Sen. Lindsey Graham told a reporter that Mr. Gingrich could be a historic president if he has “matured as a person and is, for lack of a better word, calmed down.” That is as close as most of those who’ve worked with him get to a compliment.
But Noonan does give us this:
But he goes too far, his rhetoric becomes too slashing, the musings he shares—when he rose to the speakership, in 1995, it was that women shouldn’t serve in combat because they’re prone to infections—are too strange. And he starts to write in his notes what Kirsten Powers, in the Daily Beast, remembered: he described himself as “definer of civilization . . . leader (possibly) of the civilizing forces.”

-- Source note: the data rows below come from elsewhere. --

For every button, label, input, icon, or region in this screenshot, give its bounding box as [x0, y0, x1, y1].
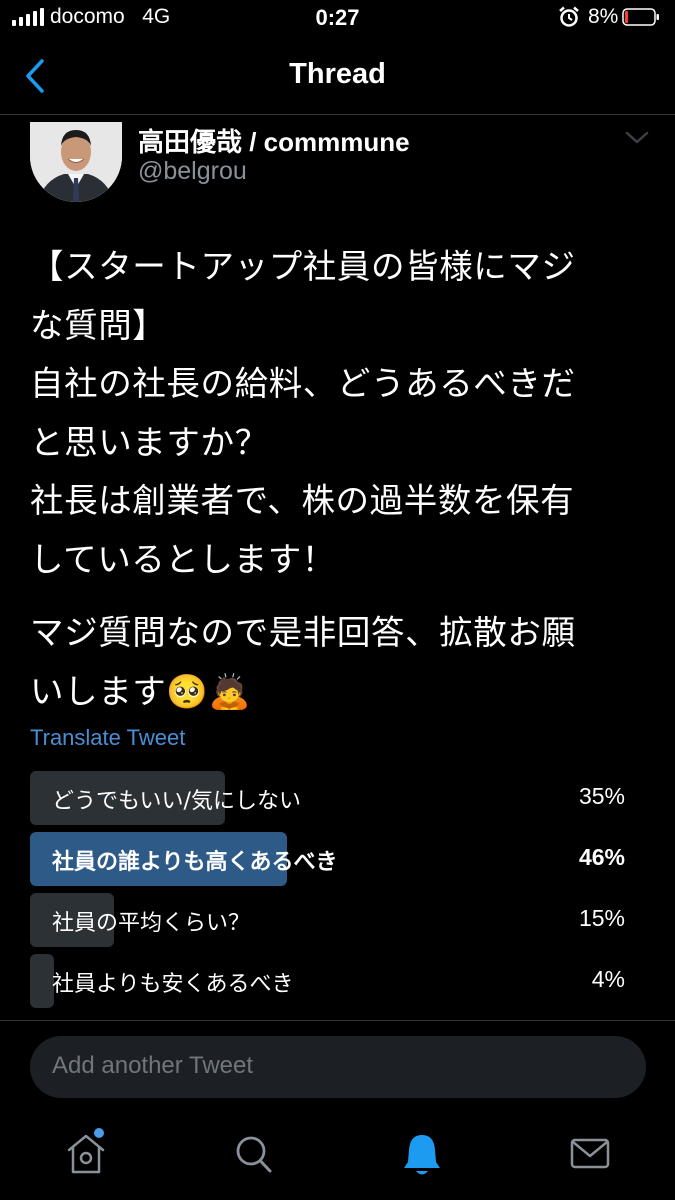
home-notification-dot	[94, 1128, 104, 1138]
avatar[interactable]	[30, 122, 122, 202]
battery-icon	[622, 8, 659, 26]
poll-option-label: 社員よりも安くあるべき	[52, 972, 294, 997]
chevron-down-icon[interactable]	[622, 128, 652, 148]
avatar-portrait-icon	[30, 122, 122, 202]
tweet-line: いします🥺🙇	[30, 671, 252, 711]
tweet-line: マジ質問なので是非回答、拡散お願	[30, 613, 576, 652]
tweet-line: 自社の社長の給料、どうあるべきだ	[30, 364, 576, 403]
poll-option: 社員よりも安くあるべき 4%	[30, 954, 630, 1008]
poll-option-label: 社員の誰よりも高くあるべき	[52, 850, 338, 875]
poll-option: 社員の誰よりも高くあるべき 46%	[30, 832, 630, 886]
poll-option: どうでもいい/気にしない 35%	[30, 771, 630, 825]
notifications-icon[interactable]	[400, 1130, 444, 1178]
user-handle[interactable]: @belgrou	[138, 157, 247, 186]
translate-tweet-link[interactable]: Translate Tweet	[30, 725, 185, 751]
nav-divider	[0, 114, 675, 115]
tweet-text: 【スタートアップ社員の皆様にマジ な質問】 自社の社長の給料、どうあるべきだ と…	[30, 238, 645, 721]
page-title: Thread	[289, 58, 386, 90]
tweet-line: しているとします！	[30, 539, 336, 579]
display-name[interactable]: 高田優哉 / commmune	[138, 122, 410, 159]
status-bar: docomo 4G 0:27 8%	[0, 0, 675, 40]
search-icon[interactable]	[232, 1130, 276, 1178]
poll-option-percent: 4%	[591, 966, 625, 992]
tweet-line: 社長は創業者で、株の過半数を保有	[30, 481, 575, 520]
messages-icon[interactable]	[568, 1130, 612, 1178]
poll-option-percent: 15%	[578, 905, 625, 931]
alarm-clock-icon	[559, 6, 579, 27]
poll-option-percent: 46%	[578, 844, 625, 870]
poll-option-label: 社員の平均くらい？	[52, 911, 251, 936]
poll-option: 社員の平均くらい？ 15%	[30, 893, 630, 947]
compose-divider	[0, 1020, 675, 1021]
tweet-line: な質問】	[30, 305, 167, 345]
poll-option-label: どうでもいい/気にしない	[52, 789, 301, 814]
tweet-line: 【スタートアップ社員の皆様にマジ	[30, 247, 576, 286]
reply-compose-field[interactable]: Add another Tweet	[30, 1036, 646, 1098]
battery-percent: 8%	[588, 5, 619, 28]
poll-result-bar	[30, 954, 54, 1008]
tweet-line: と思いますか？	[30, 422, 269, 462]
poll-option-percent: 35%	[578, 783, 625, 809]
compose-placeholder: Add another Tweet	[52, 1052, 254, 1079]
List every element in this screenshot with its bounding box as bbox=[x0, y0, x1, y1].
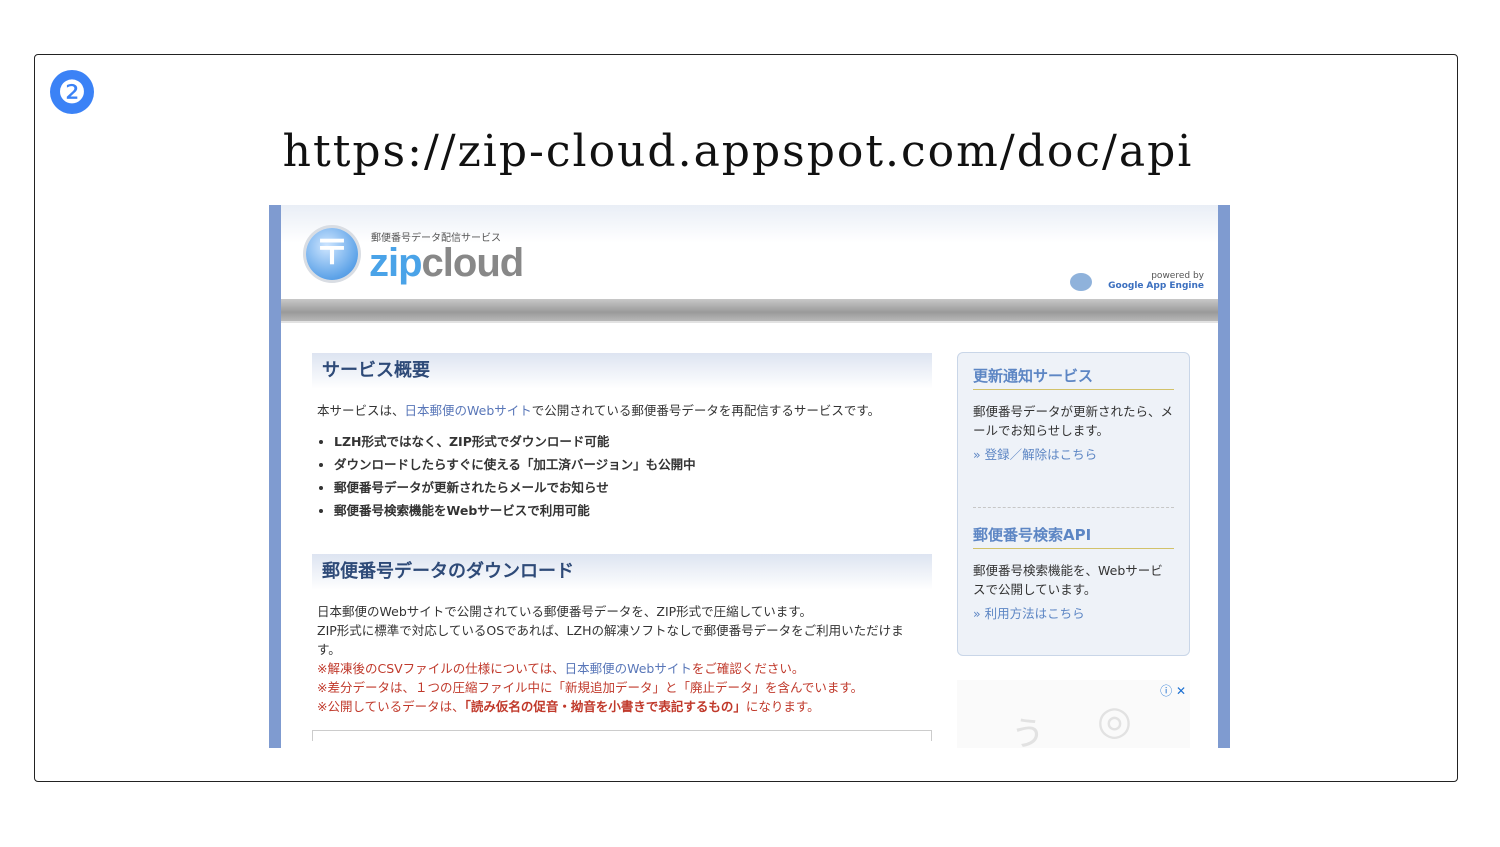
japan-post-spec-link[interactable]: 日本郵便のWebサイト bbox=[565, 661, 692, 676]
site-header: 〒 郵便番号データ配信サービス zipcloud powered by Goog… bbox=[281, 205, 1218, 299]
note1-pre: ※解凍後のCSVファイルの仕様については、 bbox=[317, 661, 565, 676]
overview-intro-post: で公開されている郵便番号データを再配信するサービスです。 bbox=[531, 403, 881, 418]
csv-spec-note: ※解凍後のCSVファイルの仕様については、日本郵便のWebサイトをご確認ください… bbox=[317, 659, 927, 678]
sidebar-divider bbox=[973, 507, 1174, 508]
main-content: サービス概要 本サービスは、日本郵便のWebサイトで公開されている郵便番号データ… bbox=[312, 353, 932, 741]
download-line-1: 日本郵便のWebサイトで公開されている郵便番号データを、ZIP形式で圧縮していま… bbox=[317, 604, 813, 619]
gae-powered-label: powered by bbox=[1151, 271, 1204, 281]
overview-intro-pre: 本サービスは、 bbox=[317, 403, 405, 418]
download-heading: 郵便番号データのダウンロード bbox=[312, 554, 932, 590]
kana-note: ※公開しているデータは、「読み仮名の促音・拗音を小書きで表記するもの」になります… bbox=[317, 697, 927, 716]
api-heading: 郵便番号検索API bbox=[973, 524, 1174, 549]
notify-heading: 更新通知サービス bbox=[973, 365, 1174, 390]
url-title: https://zip-cloud.appspot.com/doc/api bbox=[282, 126, 1194, 177]
app-engine-icon bbox=[1070, 273, 1092, 291]
ad-graphic: ◎ bbox=[1097, 698, 1132, 744]
overview-intro: 本サービスは、日本郵便のWebサイトで公開されている郵便番号データを再配信するサ… bbox=[317, 401, 927, 420]
website-screenshot: 〒 郵便番号データ配信サービス zipcloud powered by Goog… bbox=[269, 205, 1230, 748]
list-item: LZH形式ではなく、ZIP形式でダウンロード可能 bbox=[334, 432, 932, 451]
list-item: 郵便番号検索機能をWebサービスで利用可能 bbox=[334, 501, 932, 520]
step-number-badge: ❷ bbox=[50, 70, 94, 114]
list-item: 郵便番号データが更新されたらメールでお知らせ bbox=[334, 478, 932, 497]
japan-post-link[interactable]: 日本郵便のWebサイト bbox=[405, 403, 532, 418]
logo-cloud: cloud bbox=[421, 241, 525, 285]
list-item: ダウンロードしたらすぐに使える「加工済バージョン」も公開中 bbox=[334, 455, 932, 474]
notify-text: 郵便番号データが更新されたら、メールでお知らせします。 bbox=[973, 404, 1174, 438]
nav-bar bbox=[281, 299, 1218, 323]
api-usage-link[interactable]: » 利用方法はこちら bbox=[973, 603, 1174, 622]
note3-bold: 「読み仮名の促音・拗音を小書きで表記するもの」 bbox=[464, 699, 746, 714]
api-text: 郵便番号検索機能を、Webサービスで公開しています。 bbox=[973, 563, 1163, 597]
ad-banner[interactable]: ぅ ◎ ⓘ ✕ bbox=[957, 680, 1190, 748]
ad-controls: ⓘ ✕ bbox=[1160, 682, 1186, 699]
site-logo[interactable]: zipcloud bbox=[369, 241, 525, 286]
logo-zip: zip bbox=[369, 241, 423, 285]
ad-close-icon[interactable]: ✕ bbox=[1176, 684, 1186, 698]
ad-graphic: ぅ bbox=[1007, 708, 1047, 748]
gae-engine-label: App Engine bbox=[1146, 281, 1204, 291]
diff-data-note: ※差分データは、１つの圧縮ファイル中に「新規追加データ」と「廃止データ」を含んで… bbox=[317, 680, 864, 695]
note1-post: をご確認ください。 bbox=[691, 661, 805, 676]
note3-pre: ※公開しているデータは、 bbox=[317, 699, 465, 714]
download-table-edge bbox=[312, 730, 932, 741]
notify-register-link[interactable]: » 登録／解除はこちら bbox=[973, 444, 1174, 463]
postal-mark-icon[interactable]: 〒 bbox=[306, 228, 358, 280]
feature-list: LZH形式ではなく、ZIP形式でダウンロード可能 ダウンロードしたらすぐに使える… bbox=[334, 432, 932, 520]
overview-heading: サービス概要 bbox=[312, 353, 932, 389]
note3-post: になります。 bbox=[745, 699, 820, 714]
gae-google-label: Google bbox=[1108, 281, 1144, 291]
powered-by-gae[interactable]: powered by Google App Engine bbox=[1108, 271, 1204, 291]
download-line-2: ZIP形式に標準で対応しているOSであれば、LZHの解凍ソフトなしで郵便番号デー… bbox=[317, 623, 904, 657]
download-description: 日本郵便のWebサイトで公開されている郵便番号データを、ZIP形式で圧縮していま… bbox=[317, 602, 927, 716]
sidebar-box: 更新通知サービス 郵便番号データが更新されたら、メールでお知らせします。 » 登… bbox=[957, 352, 1190, 656]
ad-info-icon[interactable]: ⓘ bbox=[1160, 684, 1172, 698]
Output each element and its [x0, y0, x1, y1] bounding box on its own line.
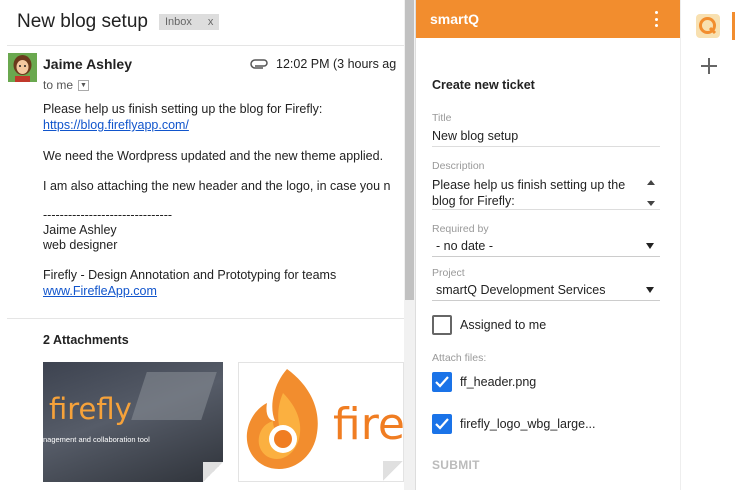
project-select[interactable]: smartQ Development Services [432, 279, 660, 301]
plus-icon[interactable] [699, 56, 719, 76]
file-2-checkbox[interactable] [432, 414, 452, 434]
avatar[interactable] [8, 53, 37, 82]
smartq-app-icon[interactable] [695, 13, 721, 39]
attachment-thumbnail-logo[interactable]: fire [238, 362, 404, 482]
project-label: Project [432, 267, 465, 279]
firefly-flame-logo-icon [246, 369, 318, 469]
chevron-down-icon: ▼ [80, 81, 87, 89]
file-row-1[interactable]: ff_header.png [432, 372, 536, 392]
attachments-divider [7, 318, 404, 319]
email-subject: New blog setup [17, 11, 148, 32]
attachments-title: 2 Attachments [43, 333, 129, 347]
email-pane: New blog setup Inbox x Jaime Ashley to m… [0, 0, 404, 490]
label-chip-text: Inbox [164, 16, 192, 28]
scroll-down-icon[interactable] [647, 201, 655, 206]
signature-company: Firefly - Design Annotation and Prototyp… [43, 268, 337, 282]
sender-name[interactable]: Jaime Ashley [43, 56, 132, 72]
assigned-to-me-checkbox[interactable] [432, 315, 452, 335]
body-line-1: Please help us finish setting up the blo… [43, 102, 323, 116]
page-fold-icon [203, 462, 223, 482]
required-by-value: - no date - [436, 238, 493, 253]
attachment-thumbnail-header[interactable]: firefly nagement and collaboration tool [43, 362, 223, 482]
file-1-name: ff_header.png [460, 375, 537, 389]
addon-rail [680, 0, 735, 490]
header-divider [7, 45, 404, 46]
remove-label-button[interactable]: x [208, 14, 214, 30]
page-fold-icon [383, 461, 403, 481]
panel-app-name: smartQ [430, 11, 480, 27]
recipient-details-dropdown[interactable]: ▼ [78, 79, 90, 91]
signature-rule: ------------------------------- [43, 208, 173, 222]
checkmark-icon [435, 376, 449, 388]
blog-link[interactable]: https://blog.fireflyapp.com/ [43, 118, 189, 132]
assigned-to-me-row[interactable]: Assigned to me [432, 315, 546, 335]
signature-role: web designer [43, 238, 118, 252]
body-line-2: We need the Wordpress updated and the ne… [43, 149, 384, 163]
subject-row: New blog setup Inbox x [17, 11, 220, 33]
checkmark-icon [435, 418, 449, 430]
file-row-2[interactable]: firefly_logo_wbg_large... [432, 414, 596, 434]
dropdown-caret-icon [646, 287, 654, 293]
attach-files-label: Attach files: [432, 352, 487, 364]
required-by-select[interactable]: - no date - [432, 235, 660, 257]
scroll-up-icon[interactable] [647, 180, 655, 185]
recipient-text: to me [43, 78, 74, 92]
title-input[interactable]: New blog setup [432, 129, 660, 147]
thumbnail-brand-word: firefly [49, 392, 132, 426]
description-textarea[interactable]: Please help us finish setting up the blo… [432, 177, 660, 210]
signature-name: Jaime Ashley [43, 223, 117, 237]
laptop-photo-shape [131, 372, 217, 420]
thumbnail-tagline: nagement and collaboration tool [43, 435, 150, 444]
body-link-1[interactable]: https://blog.fireflyapp.com/ [43, 118, 189, 133]
email-scrollbar-thumb[interactable] [405, 0, 414, 300]
description-scrollbar[interactable] [644, 177, 659, 209]
file-2-name: firefly_logo_wbg_large... [460, 417, 596, 431]
body-line-3: I am also attaching the new header and t… [43, 179, 391, 193]
email-time: 12:02 PM (3 hours ag [276, 57, 397, 71]
file-1-checkbox[interactable] [432, 372, 452, 392]
title-label: Title [432, 112, 452, 124]
inbox-label-chip[interactable]: Inbox x [158, 14, 220, 30]
website-link[interactable]: www.FirefleApp.com [43, 284, 157, 298]
description-label: Description [432, 160, 485, 172]
paperclip-icon [250, 59, 268, 69]
recipient-line: to me ▼ [43, 78, 90, 92]
section-title: Create new ticket [432, 78, 535, 92]
avatar-illustration [8, 53, 37, 82]
dropdown-caret-icon [646, 243, 654, 249]
panel-header: smartQ [416, 0, 680, 38]
submit-button[interactable]: SUBMIT [432, 458, 480, 472]
more-options-icon[interactable] [653, 11, 659, 27]
project-value: smartQ Development Services [436, 282, 606, 297]
thumbnail-logo-word: fire [333, 399, 404, 450]
smartq-panel: smartQ Create new ticket Title New blog … [415, 0, 680, 490]
required-by-label: Required by [432, 223, 489, 235]
signature-link-row[interactable]: www.FirefleApp.com [43, 284, 157, 299]
assigned-to-me-label: Assigned to me [460, 318, 547, 332]
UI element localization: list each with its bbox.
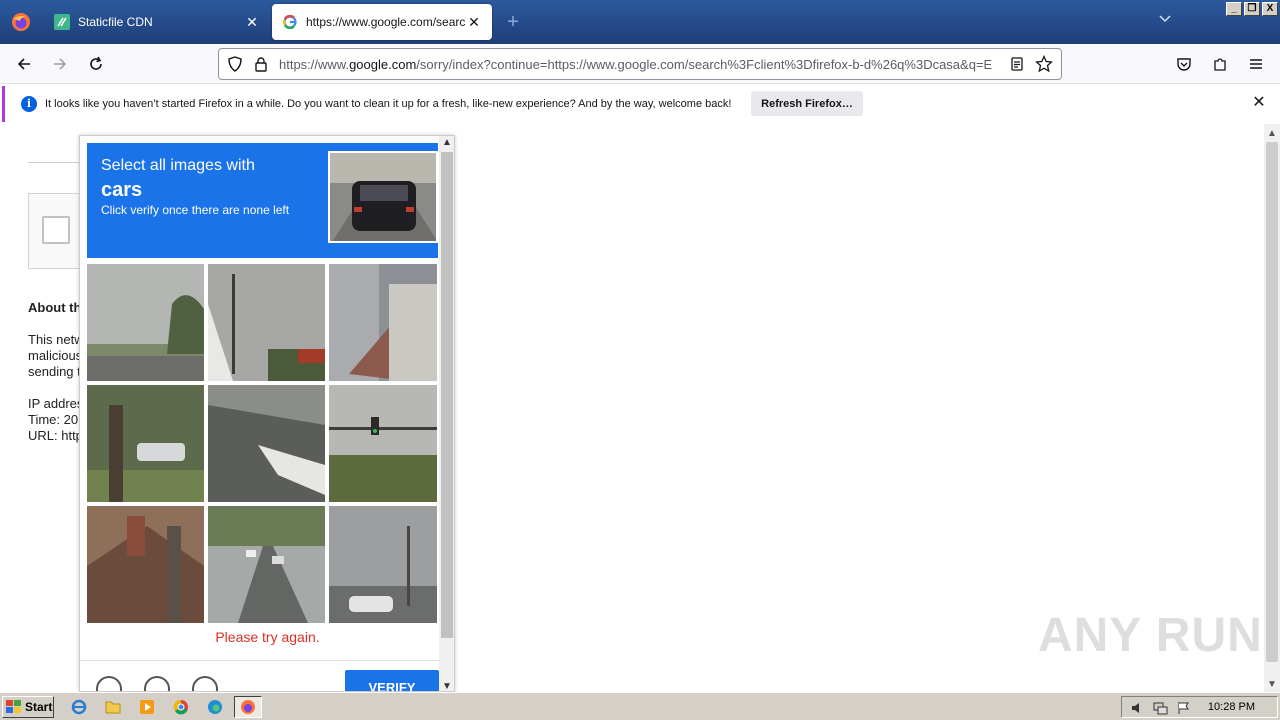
taskbar: Start 10:28 PM [0, 692, 1280, 720]
close-window-button[interactable]: X [1262, 2, 1278, 16]
verify-button[interactable]: VERIFY [345, 670, 439, 691]
captcha-tile-1[interactable] [87, 264, 204, 381]
captcha-tile-6[interactable] [329, 385, 446, 502]
url-suffix: /sorry/index?continue=https://www.google… [416, 57, 993, 72]
reader-view-icon[interactable] [1009, 56, 1025, 77]
scroll-down-icon[interactable]: ▼ [442, 681, 452, 691]
forward-arrow-icon[interactable] [48, 52, 72, 76]
taskbar-firefox-button[interactable] [234, 696, 262, 718]
lock-icon[interactable] [253, 56, 269, 77]
start-label: Start [25, 700, 53, 714]
page-text-line: sending t [28, 364, 81, 379]
scroll-down-icon[interactable]: ▼ [1267, 679, 1277, 690]
instruction-line: Select all images with [101, 157, 255, 174]
action-center-flag-icon[interactable] [1176, 701, 1192, 715]
chrome-icon[interactable] [170, 697, 192, 717]
challenge-header: Select all images with cars Click verify… [87, 143, 438, 258]
captcha-tile-3[interactable] [329, 264, 446, 381]
url-prefix: https://www. [279, 57, 350, 72]
start-button[interactable]: Start [2, 696, 54, 718]
info-icon: i [21, 96, 37, 112]
scroll-up-icon[interactable]: ▲ [1267, 128, 1277, 139]
tab-staticfile[interactable]: Staticfile CDN ✕ [44, 4, 270, 40]
notification-bar: i It looks like you haven’t started Fire… [2, 86, 1276, 122]
page-text-line: malicious [28, 348, 83, 363]
hamburger-menu-icon[interactable] [1244, 52, 1268, 76]
staticfile-favicon-icon [54, 14, 70, 30]
close-icon[interactable]: ✕ [1251, 95, 1267, 111]
scrollbar-thumb[interactable] [441, 152, 453, 638]
url-text[interactable]: https://www.google.com/sorry/index?conti… [279, 57, 1005, 72]
network-icon[interactable] [1152, 701, 1168, 715]
about-heading: About th [28, 300, 82, 315]
anyrun-watermark: ANY RUN [1038, 609, 1263, 662]
page-text-line: IP addres [28, 396, 84, 411]
tab-google-search[interactable]: https://www.google.com/search?c ✕ [272, 4, 492, 40]
info-help-icon[interactable] [192, 676, 218, 691]
tab-title: Staticfile CDN [78, 15, 153, 29]
google-favicon-icon [282, 14, 298, 30]
tab-strip: Staticfile CDN ✕ https://www.google.com/… [0, 0, 1280, 44]
minimize-button[interactable]: _ [1226, 2, 1242, 16]
bookmark-star-icon[interactable] [1034, 54, 1054, 78]
reload-challenge-icon[interactable] [96, 676, 122, 691]
tracking-protection-shield-icon[interactable] [227, 56, 243, 77]
volume-icon[interactable] [1130, 701, 1146, 715]
screen: Staticfile CDN ✕ https://www.google.com/… [0, 0, 1280, 720]
instruction-hint: Click verify once there are none left [101, 203, 290, 217]
firefox-icon [241, 700, 255, 714]
clock: 10:28 PM [1207, 701, 1255, 713]
url-domain: google.com [349, 57, 417, 72]
captcha-tile-7[interactable] [87, 506, 204, 623]
notification-message: It looks like you haven’t started Firefo… [45, 98, 732, 110]
firefox-menu-icon[interactable] [0, 0, 42, 44]
sample-car-image [328, 151, 438, 243]
captcha-tile-5[interactable] [208, 385, 325, 502]
folder-icon[interactable] [102, 697, 124, 717]
window-controls: _ ❐ X [1226, 2, 1278, 16]
error-message: Please try again. [215, 629, 320, 645]
system-tray: 10:28 PM [1121, 696, 1278, 718]
captcha-tile-2[interactable] [208, 264, 325, 381]
captcha-tile-4[interactable] [87, 385, 204, 502]
page-text-line: URL: http [28, 428, 83, 443]
tab-close-icon[interactable]: ✕ [466, 14, 482, 30]
page-text-line: This netw [28, 332, 84, 347]
chevron-down-icon[interactable] [1158, 12, 1176, 32]
target-object: cars [101, 179, 143, 201]
windows-logo-icon [6, 700, 21, 713]
navigation-toolbar: https://www.google.com/sorry/index?conti… [0, 44, 1280, 84]
page-text-line: Time: 20 [28, 412, 79, 427]
restore-button[interactable]: ❐ [1244, 2, 1260, 16]
page-scrollbar[interactable]: ▲ ▼ [1264, 124, 1280, 692]
recaptcha-checkbox[interactable] [42, 216, 70, 244]
refresh-firefox-button[interactable]: Refresh Firefox… [751, 91, 863, 116]
scroll-up-icon[interactable]: ▲ [442, 137, 452, 148]
captcha-tile-9[interactable] [329, 506, 446, 623]
challenge-footer-divider [80, 660, 440, 661]
back-arrow-icon[interactable] [12, 52, 36, 76]
internet-explorer-icon[interactable] [68, 697, 90, 717]
audio-challenge-icon[interactable] [144, 676, 170, 691]
edge-icon[interactable] [204, 697, 226, 717]
pocket-icon[interactable] [1172, 52, 1196, 76]
tab-title: https://www.google.com/search?c [306, 15, 466, 29]
extensions-puzzle-icon[interactable] [1208, 52, 1232, 76]
new-tab-icon[interactable]: + [502, 12, 524, 34]
scrollbar-thumb[interactable] [1266, 142, 1278, 662]
url-bar[interactable]: https://www.google.com/sorry/index?conti… [218, 48, 1062, 80]
media-player-icon[interactable] [136, 697, 158, 717]
reload-icon[interactable] [84, 52, 108, 76]
challenge-scrollbar[interactable]: ▲ ▼ [439, 136, 454, 691]
captcha-tile-8[interactable] [208, 506, 325, 623]
captcha-challenge-popup: Select all images with cars Click verify… [79, 135, 455, 692]
tab-close-icon[interactable]: ✕ [244, 14, 260, 30]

Back in the 90’s women were “prone to infections” and now the victims of Newt’s policies need to “take a bath.”
No wonder the Republican establishment is nervous; Tiffany Newt embodies the crazy cruelty of the modern day conservative movement.
Republicans have taken protecting the 1% too far when they offend the morality of those around them and when they cause shame and outrage in the their own supporters. Frank Luntz urged Republicans to tell Occupiers that they understand why they’re angry and then to pin the trouble on Obama and urge them to “Occupy” the White House. But this isn’t working. Apparently some Republicans aren’t listening to Luntz’s advice to pretend to have compassion. After all, compassion went out of style with the Tea Party base a while ago, if it was ever “in” with them.
Maybe people like Eric Cantor and Newt Gingrich have escaped the fallout of their hubris and self-aggrandizement for so long that they believe themselves invincible. But it’s clear from the looks on the faces of the people around them that they are alone among their peers in their self-assessment.
And if they can’t convince party members, workers and pundits of their entitlement, that means OWS is winning the biggest war: the war of ideas. Occupy Wall Street is having a huge impact on the dialogue about income disparity in this country. They have even captured the hearts of some of the 1%, because what they stand for speaks to the American value of equal opportunity for all.
OWS has brought fear and loathing to the protectors of the 1%, and contempt for those protectors to the compassionate.